I’m a relatively new parent. My son is turning one soon. This year has been the most challenging of my life so far. Mostly because of all of the unknowns. There are so many “rules” in parenting but no rulebook.
As I was being wheeled from the hospital to my car after having a tiny human forcibly removed from my body, I was terrified. I called the emergency line for my pediatrician within hours of arriving home because I thought my son had diarrhea (Turns out newborn poop is just that gross). I’ve heard countless stories with similar sentiments. Parents easily connect over their now-funny hysterics.
Parenthood looks different for everyone and that’s part of what makes it so beautiful. But, it can be painfully confusing to figure out how to make decisions. I spent the first few months (More than a few let’s be real) with my face glued to my phone while I ferociously searched Google for all the answers.
I spent hours a day trying to do things “right.” Meanwhile, my son had plans to sabotage my “rightness” and demand things be done in unconventional ways.
It hit me recently that life is flying by and I’m spending entirely too much time being stressed. I started listening to the Thrive Podcast and found some helpful information for improving sleep habits, having boundaries with technology, and making room for rest. As I made steps to improve my quality of life, I realized how little I was investing in myself.

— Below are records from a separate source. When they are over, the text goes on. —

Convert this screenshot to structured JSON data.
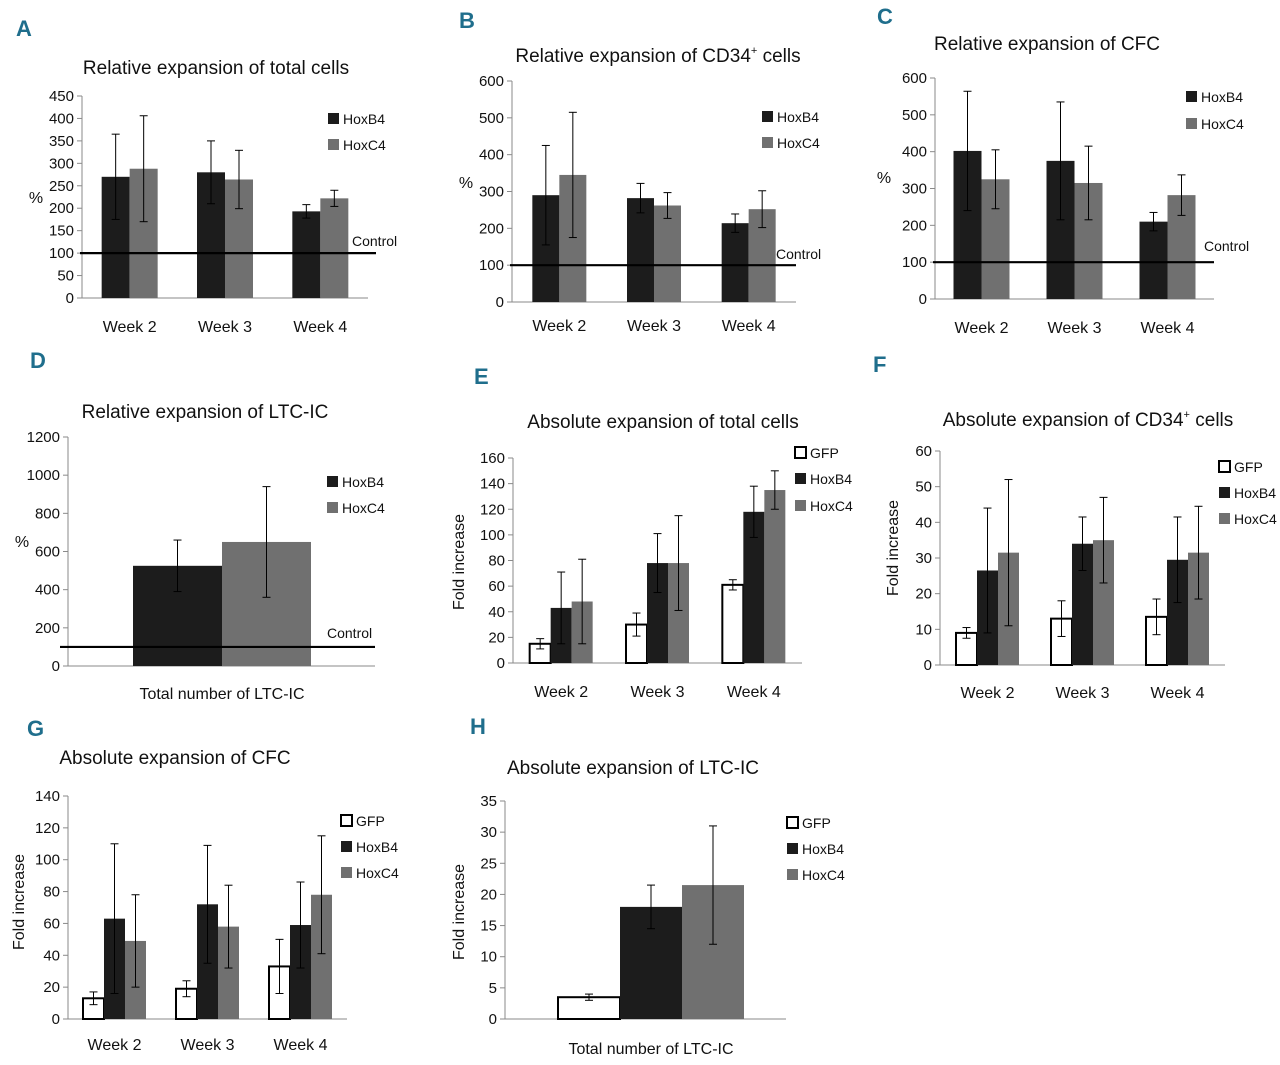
{
  "colors": {
    "letter": "#1f6e8c",
    "gfp_fill": "#ffffff",
    "hoxb4": "#1c1c1c",
    "hoxc4": "#707070",
    "axis": "#8a8a8a",
    "ink": "#111111"
  },
  "chart_data": [
    {
      "id": "A",
      "letter": "A",
      "type": "bar",
      "title": "Relative expansion of total cells",
      "ylabel": "%",
      "xlabel": "",
      "ylim": [
        0,
        450
      ],
      "yticks": [
        "0",
        "50",
        "100",
        "150",
        "200",
        "250",
        "300",
        "350",
        "400",
        "450"
      ],
      "categories": [
        "Week 2",
        "Week 3",
        "Week 4"
      ],
      "series": [
        {
          "name": "HoxB4",
          "values": [
            270,
            280,
            193
          ],
          "errors": [
            95,
            70,
            15
          ]
        },
        {
          "name": "HoxC4",
          "values": [
            288,
            264,
            222
          ],
          "errors": [
            118,
            65,
            18
          ]
        }
      ],
      "reference": {
        "value": 100,
        "label": "Control"
      }
    },
    {
      "id": "B",
      "letter": "B",
      "type": "bar",
      "title": "Relative expansion of CD34",
      "title_sup": "+",
      "title_suffix": " cells",
      "ylabel": "%",
      "xlabel": "",
      "ylim": [
        0,
        600
      ],
      "yticks": [
        "0",
        "100",
        "200",
        "300",
        "400",
        "500",
        "600"
      ],
      "categories": [
        "Week 2",
        "Week 3",
        "Week 4"
      ],
      "series": [
        {
          "name": "HoxB4",
          "values": [
            290,
            282,
            214
          ],
          "errors": [
            135,
            40,
            25
          ]
        },
        {
          "name": "HoxC4",
          "values": [
            345,
            262,
            252
          ],
          "errors": [
            170,
            35,
            50
          ]
        }
      ],
      "reference": {
        "value": 100,
        "label": "Control"
      }
    },
    {
      "id": "C",
      "letter": "C",
      "type": "bar",
      "title": "Relative expansion of CFC",
      "ylabel": "%",
      "xlabel": "",
      "ylim": [
        0,
        600
      ],
      "yticks": [
        "0",
        "100",
        "200",
        "300",
        "400",
        "500",
        "600"
      ],
      "categories": [
        "Week 2",
        "Week 3",
        "Week 4"
      ],
      "series": [
        {
          "name": "HoxB4",
          "values": [
            402,
            375,
            210
          ],
          "errors": [
            162,
            160,
            25
          ]
        },
        {
          "name": "HoxC4",
          "values": [
            325,
            315,
            282
          ],
          "errors": [
            80,
            100,
            55
          ]
        }
      ],
      "reference": {
        "value": 100,
        "label": "Control"
      }
    },
    {
      "id": "D",
      "letter": "D",
      "type": "bar",
      "title": "Relative expansion of LTC-IC",
      "ylabel": "%",
      "xlabel": "Total number of LTC-IC",
      "ylim": [
        0,
        1200
      ],
      "yticks": [
        "0",
        "200",
        "400",
        "600",
        "800",
        "1000",
        "1200"
      ],
      "categories": [
        ""
      ],
      "series": [
        {
          "name": "HoxB4",
          "values": [
            525
          ],
          "errors": [
            135
          ]
        },
        {
          "name": "HoxC4",
          "values": [
            650
          ],
          "errors": [
            290
          ]
        }
      ],
      "reference": {
        "value": 100,
        "label": "Control"
      }
    },
    {
      "id": "E",
      "letter": "E",
      "type": "bar",
      "title": "Absolute expansion of total cells",
      "ylabel": "Fold increase",
      "xlabel": "",
      "ylim": [
        0,
        160
      ],
      "yticks": [
        "0",
        "20",
        "40",
        "60",
        "80",
        "100",
        "120",
        "140",
        "160"
      ],
      "categories": [
        "Week 2",
        "Week 3",
        "Week 4"
      ],
      "series": [
        {
          "name": "GFP",
          "values": [
            15,
            30,
            61
          ],
          "errors": [
            4,
            9,
            4
          ]
        },
        {
          "name": "HoxB4",
          "values": [
            43,
            78,
            118
          ],
          "errors": [
            28,
            23,
            20
          ]
        },
        {
          "name": "HoxC4",
          "values": [
            48,
            78,
            135
          ],
          "errors": [
            33,
            37,
            15
          ]
        }
      ]
    },
    {
      "id": "F",
      "letter": "F",
      "type": "bar",
      "title": "Absolute expansion of CD34",
      "title_sup": "+",
      "title_suffix": " cells",
      "ylabel": "Fold increase",
      "xlabel": "",
      "ylim": [
        0,
        60
      ],
      "yticks": [
        "0",
        "10",
        "20",
        "30",
        "40",
        "50",
        "60"
      ],
      "categories": [
        "Week 2",
        "Week 3",
        "Week 4"
      ],
      "series": [
        {
          "name": "GFP",
          "values": [
            9,
            13,
            13.5
          ],
          "errors": [
            1.5,
            5,
            5
          ]
        },
        {
          "name": "HoxB4",
          "values": [
            26.5,
            34,
            29.5
          ],
          "errors": [
            17.5,
            7.5,
            12
          ]
        },
        {
          "name": "HoxC4",
          "values": [
            31.5,
            35,
            31.5
          ],
          "errors": [
            20.5,
            12,
            13
          ]
        }
      ]
    },
    {
      "id": "G",
      "letter": "G",
      "type": "bar",
      "title": "Absolute expansion of CFC",
      "ylabel": "Fold increase",
      "xlabel": "",
      "ylim": [
        0,
        140
      ],
      "yticks": [
        "0",
        "20",
        "40",
        "60",
        "80",
        "100",
        "120",
        "140"
      ],
      "categories": [
        "Week 2",
        "Week 3",
        "Week 4"
      ],
      "series": [
        {
          "name": "GFP",
          "values": [
            13,
            19,
            33
          ],
          "errors": [
            4,
            5,
            17
          ]
        },
        {
          "name": "HoxB4",
          "values": [
            63,
            72,
            59
          ],
          "errors": [
            47,
            37,
            27
          ]
        },
        {
          "name": "HoxC4",
          "values": [
            49,
            58,
            78
          ],
          "errors": [
            29,
            26,
            37
          ]
        }
      ]
    },
    {
      "id": "H",
      "letter": "H",
      "type": "bar",
      "title": "Absolute expansion of LTC-IC",
      "ylabel": "Fold increase",
      "xlabel": "Total number of LTC-IC",
      "ylim": [
        0,
        35
      ],
      "yticks": [
        "0",
        "5",
        "10",
        "15",
        "20",
        "25",
        "30",
        "35"
      ],
      "categories": [
        ""
      ],
      "series": [
        {
          "name": "GFP",
          "values": [
            3.5
          ],
          "errors": [
            0.5
          ]
        },
        {
          "name": "HoxB4",
          "values": [
            18
          ],
          "errors": [
            3.5
          ]
        },
        {
          "name": "HoxC4",
          "values": [
            21.5
          ],
          "errors": [
            9.5
          ]
        }
      ]
    }
  ]
}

One night, I was particularly exhausted and stressed. I commented to my husband, “I take care of everyone in this house! Who is going to take care of me?!” Honestly, I was hoping for a dramatic display from my laid back, go-with-the-flow partner. I wanted him to somehow rescue me from my frenetic downward spiral. But almost as soon as I made the statement, I knew the answer to my question.
Me. I’m the one who needs to take care of me! It turns out that pouring my entire self into motherhood isn’t what’s best for my family. For the past year, I have struggled with the guilt of having a career over being with my son full-time. Instead of continually wrestling with guilt, I’m believing that my career will be an inspiration for my children and grandchildren.
“Nothing has a stronger influence psychologically on children than the unlived life of the parent.”
Having a life of my own is not only healthy for me but my family. I’m determined to stop wearing exhaustion and guilt like a badge of honor. I’m on a journey of learning to care for myself and I hope other parents will come along with me!